Jess had gotten more abuse from the government than any of the others taken from our pack. His resistance of silver and wolfsbane were tested on a daily basis. He was cut with silver knives. He had liquid wolfsbane tossed on him. He had multiple bones broken and rebroken whenever the bones began to heal.

He was weakened from the abuse and from being away from his mate and pups, and that caused his wolf to disappear. So, the pack doctor nearly demanded this Alpha to rest, take it easy, and relax with me.

"I have work to do, Anna. I will see the boys some other time." Jess pulled a shirt over his scarred body.

"Stan is doing a fine job as acting Alpha while you rest! So lay down! Please!" I begged.

"I've been laying for three years, Anna."

"And I've been on my own for three years! I need you. Our kids need you. Please." I was crying again, failing to keep the promise that I made to myself about keeping the tears at bay.

"We have rested for two days." Jess stated.

"Resting is different than being with you," I mumbled. "I want to cuddle. I want you to hold me. I want you to kiss me. Love me. Play with the boys. Talk to them, something. Please."

I heard a heartbreaking sigh. "I'm sorry." Jess took my hands in his. "I just... I'm sorry. You still feel the strong effects of our bond and I... well I don't. Not anymore."

I nodded my head, not looking at my mate.

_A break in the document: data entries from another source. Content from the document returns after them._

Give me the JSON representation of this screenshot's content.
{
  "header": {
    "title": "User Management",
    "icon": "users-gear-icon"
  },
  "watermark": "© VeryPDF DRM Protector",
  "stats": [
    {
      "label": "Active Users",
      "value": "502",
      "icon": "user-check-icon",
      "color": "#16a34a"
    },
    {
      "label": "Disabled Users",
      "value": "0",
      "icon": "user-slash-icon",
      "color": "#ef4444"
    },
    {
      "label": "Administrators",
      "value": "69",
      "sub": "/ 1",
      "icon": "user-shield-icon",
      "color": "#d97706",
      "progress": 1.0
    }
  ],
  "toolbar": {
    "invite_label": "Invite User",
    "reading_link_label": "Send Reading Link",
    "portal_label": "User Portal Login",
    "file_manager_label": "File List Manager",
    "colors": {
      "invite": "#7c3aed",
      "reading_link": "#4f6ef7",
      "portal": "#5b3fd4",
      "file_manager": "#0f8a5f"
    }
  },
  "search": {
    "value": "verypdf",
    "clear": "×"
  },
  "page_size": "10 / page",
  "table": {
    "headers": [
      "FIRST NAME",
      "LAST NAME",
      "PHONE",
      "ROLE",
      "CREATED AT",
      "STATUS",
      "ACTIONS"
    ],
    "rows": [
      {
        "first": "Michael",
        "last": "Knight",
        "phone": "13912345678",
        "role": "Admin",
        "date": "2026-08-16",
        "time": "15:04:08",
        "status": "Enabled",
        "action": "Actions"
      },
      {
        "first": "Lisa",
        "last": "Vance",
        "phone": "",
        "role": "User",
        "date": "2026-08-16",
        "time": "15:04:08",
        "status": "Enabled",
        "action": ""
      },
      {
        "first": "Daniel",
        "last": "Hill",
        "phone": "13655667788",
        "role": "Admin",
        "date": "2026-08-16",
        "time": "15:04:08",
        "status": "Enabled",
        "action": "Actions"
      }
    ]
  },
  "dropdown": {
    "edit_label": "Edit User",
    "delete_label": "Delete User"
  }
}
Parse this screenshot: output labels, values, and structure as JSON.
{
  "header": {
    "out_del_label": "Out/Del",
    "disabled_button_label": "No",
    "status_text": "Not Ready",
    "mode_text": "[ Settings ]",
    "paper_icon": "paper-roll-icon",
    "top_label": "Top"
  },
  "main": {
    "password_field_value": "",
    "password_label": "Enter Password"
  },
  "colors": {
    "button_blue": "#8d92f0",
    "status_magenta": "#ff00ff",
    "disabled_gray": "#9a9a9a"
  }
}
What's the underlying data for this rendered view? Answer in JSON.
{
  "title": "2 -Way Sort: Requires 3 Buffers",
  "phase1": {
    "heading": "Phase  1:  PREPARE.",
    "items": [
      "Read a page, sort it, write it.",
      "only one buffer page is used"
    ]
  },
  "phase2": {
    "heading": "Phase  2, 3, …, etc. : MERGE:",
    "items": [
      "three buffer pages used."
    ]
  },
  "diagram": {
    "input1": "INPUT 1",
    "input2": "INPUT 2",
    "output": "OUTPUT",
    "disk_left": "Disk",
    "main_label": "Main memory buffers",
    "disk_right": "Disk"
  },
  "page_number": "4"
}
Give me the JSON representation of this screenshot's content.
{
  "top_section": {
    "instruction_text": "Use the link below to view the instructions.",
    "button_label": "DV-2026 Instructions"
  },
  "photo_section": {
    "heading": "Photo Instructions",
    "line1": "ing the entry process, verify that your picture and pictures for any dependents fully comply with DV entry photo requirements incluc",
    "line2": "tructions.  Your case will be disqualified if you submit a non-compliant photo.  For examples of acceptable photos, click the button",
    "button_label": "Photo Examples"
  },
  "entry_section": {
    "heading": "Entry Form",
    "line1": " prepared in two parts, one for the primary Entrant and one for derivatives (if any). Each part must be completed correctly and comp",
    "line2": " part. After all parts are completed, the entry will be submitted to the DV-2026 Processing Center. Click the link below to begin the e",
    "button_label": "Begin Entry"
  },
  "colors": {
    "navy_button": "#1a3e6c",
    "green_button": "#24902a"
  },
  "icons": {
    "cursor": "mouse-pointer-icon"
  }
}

Does he not want me anymore?

My heart was breaking.

"My wolf, he's gone, Anna. He's... I don't know. I haven't felt him since... since they started... messing... with me," Jess tried to explain his reasoning, but it was useless.

"Okay, it's okay. It's cool. I get it." I tried acting like it wasn't hurting me nearly as much as it was.

"I'm sorry, Anna. I am..." Jess placed a kiss to my left hand before he walked out of our shared bedroom.

Two days was all that he and I have had together. Personally, I was expecting him to run to me and kiss the living daylights out of me when he saw me again.

We haven't even kissed yet.

I was hoping that we would lay in bed, all cuddled up under the covers if we weren't going at it like wolves.

We've barely hugged.

When we were in bed together, Jess was all tensed up on one side of the bed. If I made a move to get closer to him, he would just get out of bed completely.

I hated it.

But what honestly hurt the most was his excuses for not wanting to see the children. Our boys. They wanted their father. They were crying for him.

But he didn't want them around.

Seeing my kids hurt and begging for their father hurt me more than anything.